People react to illness in different ways. Some are stoical, others desperate. Some can allow themselves to rest and let others look after them. Others try to power through by themselves. Some will accommodate to disability better then others. Our reaction to illness depends on how we were brought up, whether we experienced distress or trauma during childhood and how we reacted to previous setbacks. If your mother was nervous and insecure around illness when you were younger, then being ill yourself will raise all the same insecurities. If, on the other hand, your mother found it difficult to tolerate your illness and tended to ignore it, then you may try to deny the illness as you try to stay in control. Illness always puts us in a vulnerable position. It can feel like a return to the insecurities of infancy.
If illness that goes on for so long, it can be like you become the illness. When you have a pain, all you can think about is the pain. When your bowels are upset, all you can think of is how you can get to the toilet. And friends and family no longer think of you as a separate person with a varied life full of the usual joys and setbacks. Instead, they see a sick person and treat you accordingly. Illness defines the person you are. It can take over, destabilising the way you think, leaving you feeling paranoid and scared, split between hope and despair, needing care but resenting it.

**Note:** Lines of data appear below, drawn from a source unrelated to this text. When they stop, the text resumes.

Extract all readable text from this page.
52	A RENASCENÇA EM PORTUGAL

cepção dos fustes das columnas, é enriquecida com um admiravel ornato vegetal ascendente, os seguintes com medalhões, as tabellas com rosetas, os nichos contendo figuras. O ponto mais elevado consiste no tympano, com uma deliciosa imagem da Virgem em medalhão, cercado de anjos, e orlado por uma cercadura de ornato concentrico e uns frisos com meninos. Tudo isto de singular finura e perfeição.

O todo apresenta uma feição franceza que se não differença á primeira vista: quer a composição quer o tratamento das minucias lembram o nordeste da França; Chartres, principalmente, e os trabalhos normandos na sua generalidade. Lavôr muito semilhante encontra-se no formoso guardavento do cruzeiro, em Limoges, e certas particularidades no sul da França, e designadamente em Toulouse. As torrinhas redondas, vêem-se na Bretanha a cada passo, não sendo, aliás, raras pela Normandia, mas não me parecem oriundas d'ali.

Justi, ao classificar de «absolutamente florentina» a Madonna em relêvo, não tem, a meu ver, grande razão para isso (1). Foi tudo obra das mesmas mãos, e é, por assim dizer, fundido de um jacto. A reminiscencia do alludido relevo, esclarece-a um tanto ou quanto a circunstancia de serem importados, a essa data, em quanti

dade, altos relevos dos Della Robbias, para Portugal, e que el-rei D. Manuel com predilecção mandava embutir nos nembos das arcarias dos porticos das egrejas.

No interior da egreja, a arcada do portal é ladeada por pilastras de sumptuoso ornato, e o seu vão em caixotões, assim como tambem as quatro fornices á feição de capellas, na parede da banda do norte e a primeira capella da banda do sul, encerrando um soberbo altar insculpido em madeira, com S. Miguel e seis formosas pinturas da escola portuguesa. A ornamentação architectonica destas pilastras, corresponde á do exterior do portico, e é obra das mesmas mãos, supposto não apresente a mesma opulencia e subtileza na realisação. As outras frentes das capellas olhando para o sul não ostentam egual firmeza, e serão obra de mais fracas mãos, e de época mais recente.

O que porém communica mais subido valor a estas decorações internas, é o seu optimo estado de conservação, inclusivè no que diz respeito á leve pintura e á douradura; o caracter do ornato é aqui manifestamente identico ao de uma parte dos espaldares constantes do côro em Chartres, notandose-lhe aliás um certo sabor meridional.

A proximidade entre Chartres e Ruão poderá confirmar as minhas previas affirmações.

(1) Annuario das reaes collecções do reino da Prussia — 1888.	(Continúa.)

Oh dear! This all sounds very depressing. I should try to finish on a hopeful note. In spite of everything I have written above, there is always hope. IBS is a relapsing and remitting illness. There will be times when the illness recedes into the background as you feel pleasure in connecting with family, seeing friends or losing yourself in a hobby, music or a good book. Be your own therapist. Try to learn from those times, try to optimise your life. Also take note of what seems to bring on the symptoms, try to understand why. There is always a reason why a chronic illness will flare up. It may be something you’ve eaten or, more likely, somebody or something has upset you, made you anxious, reminded you of a situation you have tried to forget, made you feel there is no escape. Your doctor may give you medication to damp down the worst symptoms but you can learn to understand the meaning of your illness and adjust your life to avoid or deal with the situations that cause relapses.
Illness is always an interaction between you, the individual, freighted with your life history, and the social environment that you live in. You cannot change what has happened and you may not always be able to change the way you are, but you can make adjustments to your environment to optimise the way you feel.